I’m Sitting in the Middle of It All
I’m sitting at my desk, surrounded by piles of my past—stuff, memories, grief, and ghosts.
Cameron died here.
This was his last home.
It was mine too—the place I escaped to.
The place I screamed into pillows and notebooks.
The place I built my healing lab from scratch.
This space held my silence and my rage. My breakdowns and breakthroughs.
This is where I found my voice.
My courage.
My truth.
And now it’s time to pack it all up.
Again.
This is the third dumpster. The third time I’ve downsized, purged, prepared for a fresh start.
But this time… there’s no plan.
No destination.
No next step waiting neatly on the other side.
Just me.
And the stuff.
The stuff I’ve avoided.
The Christmas decorations from a family that no longer exists.
The vacuum from a life I no longer clean.
The Brian memorabilia I’ve never thrown away—because what do you even do with the evidence of a love that became war?
I look around and ask myself:
Is it just junk?
Or is every single thing a timestamp from my old timelines?
Mia’s moving out.

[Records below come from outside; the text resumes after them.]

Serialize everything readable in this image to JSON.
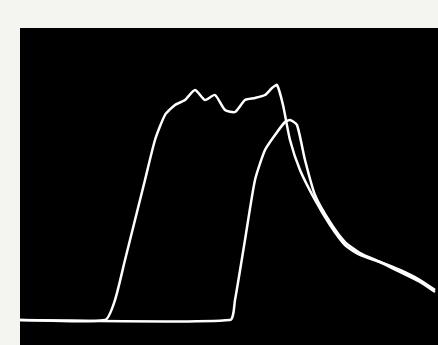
{
  "chart_data": {
    "type": "line",
    "tick_labels": false,
    "grid": false,
    "xlim": [
      0,
      418
    ],
    "ylim": [
      0,
      317
    ],
    "series": [
      {
        "color": "#ffffff",
        "x": [
          0,
          85,
          95,
          105,
          115,
          125,
          135,
          145,
          155,
          165,
          175,
          185,
          195,
          205,
          215,
          225,
          235,
          245,
          252,
          257,
          263,
          270,
          280,
          295,
          310,
          325,
          340,
          360,
          380,
          400,
          415
        ],
        "values": [
          25,
          25,
          45,
          85,
          125,
          165,
          205,
          230,
          240,
          245,
          255,
          245,
          250,
          235,
          233,
          245,
          247,
          250,
          257,
          260,
          240,
          205,
          175,
          145,
          120,
          100,
          90,
          83,
          75,
          65,
          55
        ]
      },
      {
        "color": "#ffffff",
        "x": [
          0,
          210,
          215,
          225,
          235,
          245,
          255,
          265,
          270,
          277,
          285,
          295,
          310,
          325,
          340,
          360,
          380,
          400,
          415
        ],
        "values": [
          25,
          25,
          45,
          105,
          165,
          195,
          210,
          223,
          225,
          220,
          185,
          150,
          123,
          103,
          92,
          83,
          73,
          63,
          53
        ]
      }
    ]
  }
}
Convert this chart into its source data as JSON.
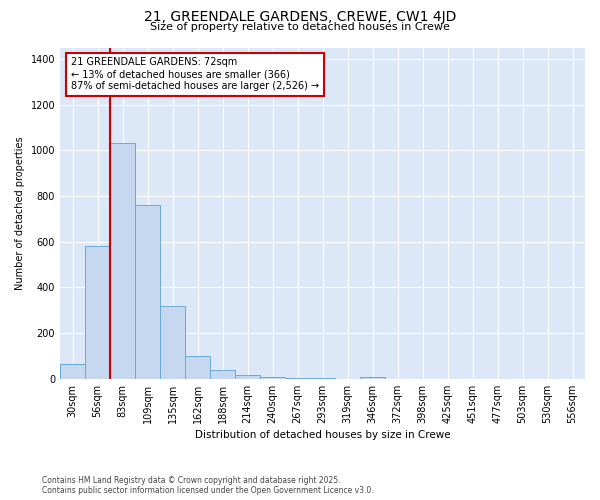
{
  "title1": "21, GREENDALE GARDENS, CREWE, CW1 4JD",
  "title2": "Size of property relative to detached houses in Crewe",
  "xlabel": "Distribution of detached houses by size in Crewe",
  "ylabel": "Number of detached properties",
  "categories": [
    "30sqm",
    "56sqm",
    "83sqm",
    "109sqm",
    "135sqm",
    "162sqm",
    "188sqm",
    "214sqm",
    "240sqm",
    "267sqm",
    "293sqm",
    "319sqm",
    "346sqm",
    "372sqm",
    "398sqm",
    "425sqm",
    "451sqm",
    "477sqm",
    "503sqm",
    "530sqm",
    "556sqm"
  ],
  "values": [
    65,
    580,
    1030,
    760,
    320,
    100,
    40,
    18,
    10,
    5,
    3,
    0,
    8,
    0,
    0,
    0,
    0,
    0,
    0,
    0,
    0
  ],
  "bar_color": "#c5d8f0",
  "bar_edge_color": "#6aaad4",
  "vline_x": 1.5,
  "vline_color": "#cc0000",
  "annotation_title": "21 GREENDALE GARDENS: 72sqm",
  "annotation_line1": "← 13% of detached houses are smaller (366)",
  "annotation_line2": "87% of semi-detached houses are larger (2,526) →",
  "annotation_box_color": "#ffffff",
  "annotation_box_edge": "#cc0000",
  "ylim": [
    0,
    1450
  ],
  "background_color": "#dce8f8",
  "footer1": "Contains HM Land Registry data © Crown copyright and database right 2025.",
  "footer2": "Contains public sector information licensed under the Open Government Licence v3.0."
}
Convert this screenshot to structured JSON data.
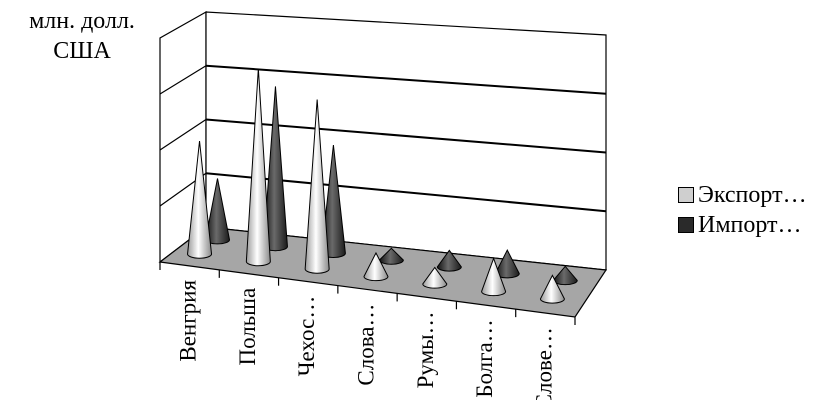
{
  "chart_data": {
    "type": "bar",
    "ylabel_lines": [
      "млн. долл.",
      "США"
    ],
    "categories": [
      "Венгрия",
      "Польша",
      "Чехос…",
      "Слова…",
      "Румы…",
      "Болга…",
      "Слове…"
    ],
    "series": [
      {
        "name": "Экспорт…",
        "color": "#cfcfcf",
        "values": [
          2.4,
          4.1,
          3.6,
          0.5,
          0.35,
          0.7,
          0.5
        ]
      },
      {
        "name": "Импорт…",
        "color": "#2a2a2a",
        "values": [
          1.3,
          3.4,
          2.3,
          0.25,
          0.35,
          0.5,
          0.3
        ]
      }
    ],
    "ylim": [
      0,
      4
    ],
    "grid": true,
    "legend": "right",
    "shape": "cone"
  }
}
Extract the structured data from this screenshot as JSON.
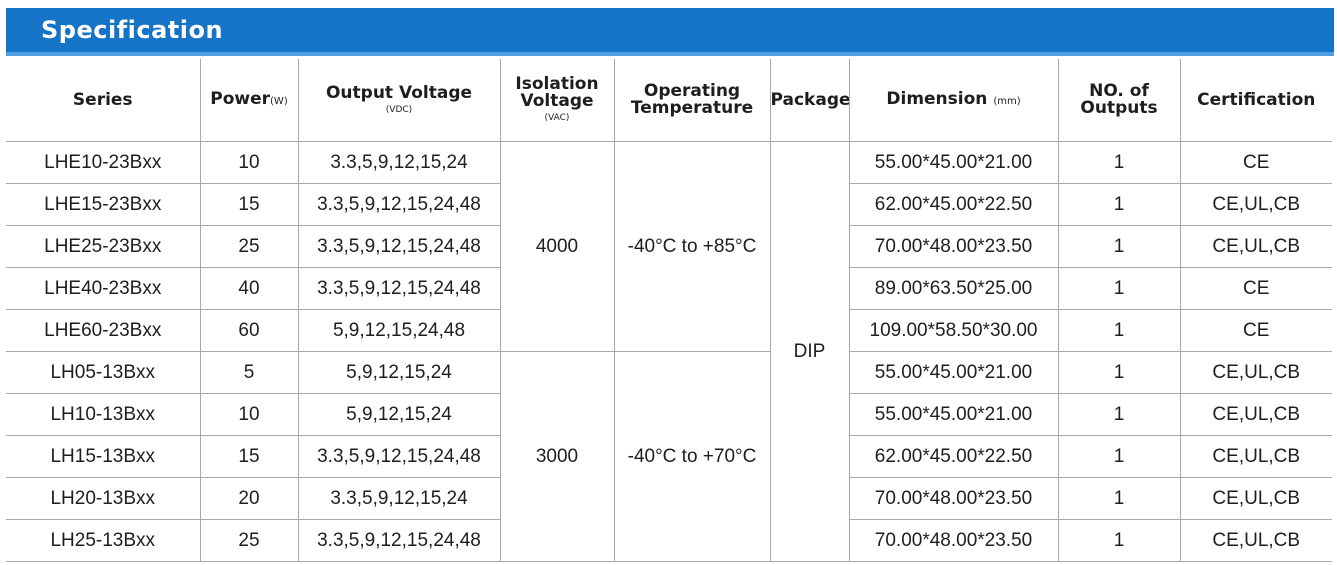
{
  "title": "Specification",
  "headers": {
    "series": "Series",
    "power": "Power",
    "power_unit": "(W)",
    "output_voltage": "Output Voltage",
    "output_voltage_unit": "(VDC)",
    "isolation_line1": "Isolation",
    "isolation_line2": "Voltage",
    "isolation_unit": "(VAC)",
    "operating_line1": "Operating",
    "operating_line2": "Temperature",
    "package": "Package",
    "dimension": "Dimension",
    "dimension_unit": "(mm)",
    "outputs_line1": "NO. of",
    "outputs_line2": "Outputs",
    "certification": "Certification"
  },
  "groups": [
    {
      "isolation": "4000",
      "temperature": "-40°C to +85°C"
    },
    {
      "isolation": "3000",
      "temperature": "-40°C to +70°C"
    }
  ],
  "package": "DIP",
  "rows": [
    {
      "series": "LHE10-23Bxx",
      "power": "10",
      "voltage": "3.3,5,9,12,15,24",
      "dimension": "55.00*45.00*21.00",
      "outputs": "1",
      "cert": "CE"
    },
    {
      "series": "LHE15-23Bxx",
      "power": "15",
      "voltage": "3.3,5,9,12,15,24,48",
      "dimension": "62.00*45.00*22.50",
      "outputs": "1",
      "cert": "CE,UL,CB"
    },
    {
      "series": "LHE25-23Bxx",
      "power": "25",
      "voltage": "3.3,5,9,12,15,24,48",
      "dimension": "70.00*48.00*23.50",
      "outputs": "1",
      "cert": "CE,UL,CB"
    },
    {
      "series": "LHE40-23Bxx",
      "power": "40",
      "voltage": "3.3,5,9,12,15,24,48",
      "dimension": "89.00*63.50*25.00",
      "outputs": "1",
      "cert": "CE"
    },
    {
      "series": "LHE60-23Bxx",
      "power": "60",
      "voltage": "5,9,12,15,24,48",
      "dimension": "109.00*58.50*30.00",
      "outputs": "1",
      "cert": "CE"
    },
    {
      "series": "LH05-13Bxx",
      "power": "5",
      "voltage": "5,9,12,15,24",
      "dimension": "55.00*45.00*21.00",
      "outputs": "1",
      "cert": "CE,UL,CB"
    },
    {
      "series": "LH10-13Bxx",
      "power": "10",
      "voltage": "5,9,12,15,24",
      "dimension": "55.00*45.00*21.00",
      "outputs": "1",
      "cert": "CE,UL,CB"
    },
    {
      "series": "LH15-13Bxx",
      "power": "15",
      "voltage": "3.3,5,9,12,15,24,48",
      "dimension": "62.00*45.00*22.50",
      "outputs": "1",
      "cert": "CE,UL,CB"
    },
    {
      "series": "LH20-13Bxx",
      "power": "20",
      "voltage": "3.3,5,9,12,15,24",
      "dimension": "70.00*48.00*23.50",
      "outputs": "1",
      "cert": "CE,UL,CB"
    },
    {
      "series": "LH25-13Bxx",
      "power": "25",
      "voltage": "3.3,5,9,12,15,24,48",
      "dimension": "70.00*48.00*23.50",
      "outputs": "1",
      "cert": "CE,UL,CB"
    }
  ],
  "colors": {
    "header_bar": "#1574c8",
    "header_stripe": "#4f9ee3",
    "grid": "#a8a8a8",
    "text": "#1e1e1e"
  }
}
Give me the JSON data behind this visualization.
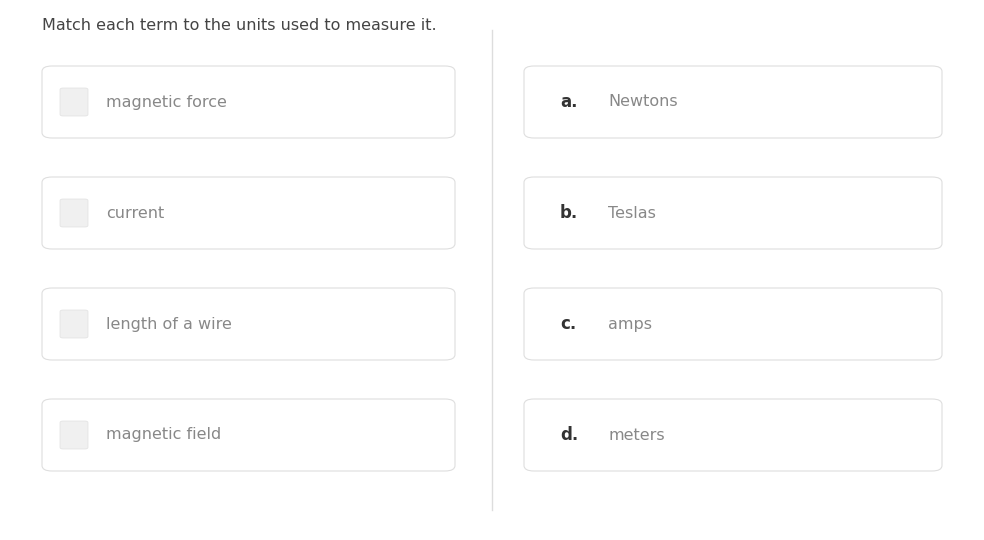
{
  "title": "Match each term to the units used to measure it.",
  "title_fontsize": 11.5,
  "title_color": "#444444",
  "background_color": "#ffffff",
  "card_bg": "#ffffff",
  "card_border": "#dedede",
  "left_items": [
    "magnetic force",
    "current",
    "length of a wire",
    "magnetic field"
  ],
  "right_labels": [
    "a.",
    "b.",
    "c.",
    "d."
  ],
  "right_items": [
    "Newtons",
    "Teslas",
    "amps",
    "meters"
  ],
  "label_color": "#333333",
  "label_bold_fontsize": 12,
  "item_fontsize": 11.5,
  "item_color": "#888888",
  "square_color": "#f0f0f0",
  "square_border": "#e0e0e0",
  "divider_color": "#dddddd",
  "fig_width": 9.84,
  "fig_height": 5.4,
  "dpi": 100
}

Starting her life.
And I’m here, frozen in the rubble of mine, whispering goodbye to a chapter that made me who I am… and broke me in ways I’m still stitching up.
This place…
This place is sacred ground.
Not because it was beautiful.
But because I survived it.
And I’m not taking all of it with me.
Some of it will be burned.
Some of it will be donated, transformed, or tossed.
Some of it will live on in memory, in story, in art.
But all of it…
Every shred of it…
Will be honored.
Because it was real.
Because it mattered.
Because I’m finally ready to release the weight of who I had to be… and make room for who I really am.